La jeune fille hocha le menton.

- Faisons-le, croassa la voix chevrotante d'Euphrosine. "La lumière diminue."

Christopher jeta un coup d'œil inquiet autour de lui.

- Oui, et je doute qu'une poignée de pierres de lave puisse tenir en respect ce qui se cache dans les ombres.

Vivienne acquiesça et Matilda l'imita fébrilement. Scorpius inclina brièvement la tête, la main crispée sur sa baguette dont la lueur crachotait, proche de s'éteindre.

- Hum, dit Poivre.

- Les béquilles d'Albus sont parties avec lui et le sac de Gunter aussi, dit Terrence en se tournant vers Wendy. "Je pense que si tu grimpes sur la Citrouille et que tu t'y accroches fermement, elle devrait suivre."

L'obscurité s'agita, irritée.

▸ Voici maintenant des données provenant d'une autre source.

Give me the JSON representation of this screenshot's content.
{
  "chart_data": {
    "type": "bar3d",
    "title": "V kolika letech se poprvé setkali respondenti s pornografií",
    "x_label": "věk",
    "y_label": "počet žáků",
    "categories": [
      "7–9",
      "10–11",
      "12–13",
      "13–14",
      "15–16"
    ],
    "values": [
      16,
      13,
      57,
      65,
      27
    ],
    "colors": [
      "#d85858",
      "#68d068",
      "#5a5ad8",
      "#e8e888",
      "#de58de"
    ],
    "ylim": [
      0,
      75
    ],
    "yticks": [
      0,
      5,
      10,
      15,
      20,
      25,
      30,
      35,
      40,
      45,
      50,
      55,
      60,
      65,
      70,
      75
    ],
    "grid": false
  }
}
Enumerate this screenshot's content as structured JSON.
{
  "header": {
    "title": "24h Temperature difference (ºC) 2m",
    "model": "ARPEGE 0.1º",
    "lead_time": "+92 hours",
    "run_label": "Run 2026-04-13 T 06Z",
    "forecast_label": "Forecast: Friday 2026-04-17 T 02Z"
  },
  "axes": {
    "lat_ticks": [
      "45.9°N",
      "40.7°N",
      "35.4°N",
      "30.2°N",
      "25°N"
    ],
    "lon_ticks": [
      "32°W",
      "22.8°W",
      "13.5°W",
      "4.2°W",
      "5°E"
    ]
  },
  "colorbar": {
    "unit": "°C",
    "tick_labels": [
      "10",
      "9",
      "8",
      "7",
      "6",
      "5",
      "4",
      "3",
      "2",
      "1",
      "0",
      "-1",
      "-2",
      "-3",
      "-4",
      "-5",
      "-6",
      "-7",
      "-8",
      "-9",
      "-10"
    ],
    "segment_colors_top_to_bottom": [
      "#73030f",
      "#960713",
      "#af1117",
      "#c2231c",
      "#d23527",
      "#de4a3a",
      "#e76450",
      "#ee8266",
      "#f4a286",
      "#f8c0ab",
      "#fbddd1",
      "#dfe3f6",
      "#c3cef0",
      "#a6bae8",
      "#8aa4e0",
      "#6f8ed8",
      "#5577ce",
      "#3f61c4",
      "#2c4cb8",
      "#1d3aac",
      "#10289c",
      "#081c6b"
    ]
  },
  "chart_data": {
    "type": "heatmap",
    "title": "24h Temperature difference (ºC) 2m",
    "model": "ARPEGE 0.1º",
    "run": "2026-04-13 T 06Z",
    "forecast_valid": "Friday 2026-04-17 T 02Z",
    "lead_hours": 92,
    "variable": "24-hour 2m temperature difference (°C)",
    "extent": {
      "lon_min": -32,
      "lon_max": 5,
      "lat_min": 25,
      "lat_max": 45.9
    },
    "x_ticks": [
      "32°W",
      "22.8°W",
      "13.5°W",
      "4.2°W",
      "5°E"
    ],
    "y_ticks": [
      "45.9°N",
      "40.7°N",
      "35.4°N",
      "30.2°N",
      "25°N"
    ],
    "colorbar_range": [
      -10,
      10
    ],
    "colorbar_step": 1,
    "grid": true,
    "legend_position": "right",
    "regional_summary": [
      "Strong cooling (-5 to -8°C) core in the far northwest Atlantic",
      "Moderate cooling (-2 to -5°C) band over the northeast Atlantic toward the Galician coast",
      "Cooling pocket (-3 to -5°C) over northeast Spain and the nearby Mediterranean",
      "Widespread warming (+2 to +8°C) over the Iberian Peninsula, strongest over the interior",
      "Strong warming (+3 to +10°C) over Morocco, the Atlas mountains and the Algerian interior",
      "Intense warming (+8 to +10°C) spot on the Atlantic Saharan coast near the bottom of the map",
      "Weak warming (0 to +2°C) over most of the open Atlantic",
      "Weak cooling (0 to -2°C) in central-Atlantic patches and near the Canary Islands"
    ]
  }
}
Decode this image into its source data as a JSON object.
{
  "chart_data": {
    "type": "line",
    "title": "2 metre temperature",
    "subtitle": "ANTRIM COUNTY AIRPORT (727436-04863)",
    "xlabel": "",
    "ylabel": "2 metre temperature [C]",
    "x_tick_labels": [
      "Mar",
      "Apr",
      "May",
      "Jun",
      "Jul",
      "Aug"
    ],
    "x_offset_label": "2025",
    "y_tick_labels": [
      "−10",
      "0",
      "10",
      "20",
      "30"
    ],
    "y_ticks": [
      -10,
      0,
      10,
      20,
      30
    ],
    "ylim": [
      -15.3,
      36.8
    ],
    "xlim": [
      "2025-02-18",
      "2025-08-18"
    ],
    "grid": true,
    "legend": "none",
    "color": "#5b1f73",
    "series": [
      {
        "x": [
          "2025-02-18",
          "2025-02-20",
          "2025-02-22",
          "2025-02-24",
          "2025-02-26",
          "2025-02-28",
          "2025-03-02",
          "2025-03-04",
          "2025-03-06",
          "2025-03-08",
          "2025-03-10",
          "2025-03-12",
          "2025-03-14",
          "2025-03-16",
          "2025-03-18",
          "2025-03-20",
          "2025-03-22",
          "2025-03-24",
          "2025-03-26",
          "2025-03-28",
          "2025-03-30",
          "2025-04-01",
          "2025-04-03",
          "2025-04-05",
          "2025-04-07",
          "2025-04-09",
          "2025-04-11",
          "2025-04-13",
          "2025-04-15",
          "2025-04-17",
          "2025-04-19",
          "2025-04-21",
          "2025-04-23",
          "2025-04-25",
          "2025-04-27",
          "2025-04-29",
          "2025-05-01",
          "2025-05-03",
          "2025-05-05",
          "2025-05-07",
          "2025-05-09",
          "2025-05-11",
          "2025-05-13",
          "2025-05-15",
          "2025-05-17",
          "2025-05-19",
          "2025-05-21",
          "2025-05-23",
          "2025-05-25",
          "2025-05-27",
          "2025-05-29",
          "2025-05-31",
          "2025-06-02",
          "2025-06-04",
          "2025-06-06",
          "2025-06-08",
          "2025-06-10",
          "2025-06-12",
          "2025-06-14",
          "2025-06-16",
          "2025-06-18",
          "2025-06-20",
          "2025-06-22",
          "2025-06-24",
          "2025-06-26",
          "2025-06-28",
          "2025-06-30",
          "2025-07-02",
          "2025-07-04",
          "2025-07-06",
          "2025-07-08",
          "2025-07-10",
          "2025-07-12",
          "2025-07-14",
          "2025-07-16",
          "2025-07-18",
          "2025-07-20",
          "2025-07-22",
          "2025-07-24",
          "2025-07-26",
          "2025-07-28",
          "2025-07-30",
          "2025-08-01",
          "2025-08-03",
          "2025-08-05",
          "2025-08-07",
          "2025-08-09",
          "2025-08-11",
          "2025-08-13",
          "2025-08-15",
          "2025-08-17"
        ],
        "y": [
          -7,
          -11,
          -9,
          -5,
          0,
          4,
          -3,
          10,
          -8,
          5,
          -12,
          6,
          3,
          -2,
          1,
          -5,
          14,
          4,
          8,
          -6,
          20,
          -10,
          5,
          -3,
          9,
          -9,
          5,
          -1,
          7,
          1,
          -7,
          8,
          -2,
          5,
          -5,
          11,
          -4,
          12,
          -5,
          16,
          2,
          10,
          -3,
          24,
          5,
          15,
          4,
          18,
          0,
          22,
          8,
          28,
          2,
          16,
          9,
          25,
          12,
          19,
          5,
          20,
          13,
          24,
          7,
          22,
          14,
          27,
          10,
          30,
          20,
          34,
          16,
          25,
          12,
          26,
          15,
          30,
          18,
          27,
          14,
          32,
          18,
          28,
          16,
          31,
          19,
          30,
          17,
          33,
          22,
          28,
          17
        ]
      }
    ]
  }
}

Scorpius crut voir scintiller brièvement un éclat qui aurait pu être celui d'un croc ou d'un œil. Quelque chose frôla la cheville de Matilda qui était un peu trop proche du bord du cercle de lumière rétrécissant rapidement. Elle étouffa un cri de terreur et agrippa la manche de Vivienne.

- Tout le monde est prêt ? demanda Terrence.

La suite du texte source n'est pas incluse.